Through the course of the pandemic, health care professionals and other essential workers have been dubbed coronavirus heroes. Since the COVID-19 vaccines emerged, another hero has been added to the list: volunteers.  

“We could never expand to a level that is significant to our community without the volunteers,” said Jeff Kuhr, Executive Director of Mesa County Public Health. Though MCPH has hired several temporary employees in the past year to respond to the pandemic, staffing up to the necessary level for mass vaccine distribution would be impossible to both establish and maintain. 

So far, the phased vaccine distribution rollout has been sluggish in Mesa County due to high demand and short supply of vaccine across the nation, but the need for volunteers never goes away. “We just hope that any day, or any week, we get a huge surge of vaccine coming in, and at that point, we will be prepared, thanks to our volunteers,” said Kuhr. 

Grand Valley residents have already stepped up and offered to volunteer their time.

“The community interest in making this vaccination effort a success is gratifying,” said Sue Kiser, the Volunteer Coordinator at Mesa County Public Health’s mass COVID-19 vaccination site.

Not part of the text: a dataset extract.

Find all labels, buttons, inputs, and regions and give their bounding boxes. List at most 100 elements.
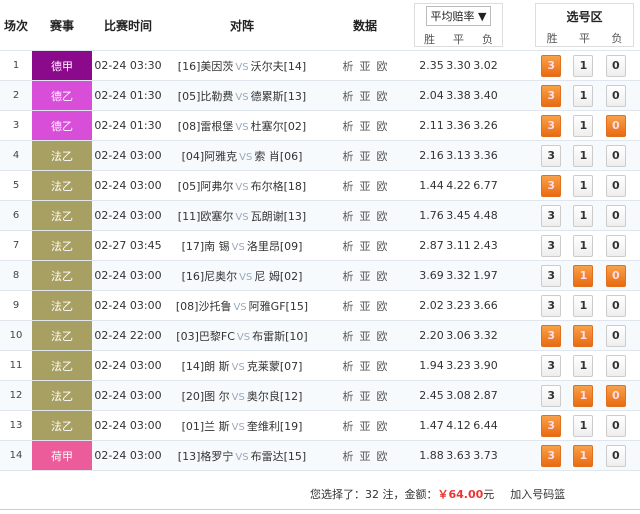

Since the site opened, about 450 residents have signed up to help in positions from vaccinators to greeters. “They just want to be part of the solution,” said Kiser.

Diana Nicholes, a volunteer at the vaccination site echoed Kiser, saying, “It’s important, it’s just so important.” 

After retiring as a school teacher, Nicholes found it easy to give her time to benefit our community. In addition to feeling a sense of accomplishment, she’s happy to volunteer because it allows her to socialize during an otherwise isolating time. “It’s so nice to get out of the house, it’s actually been fun.”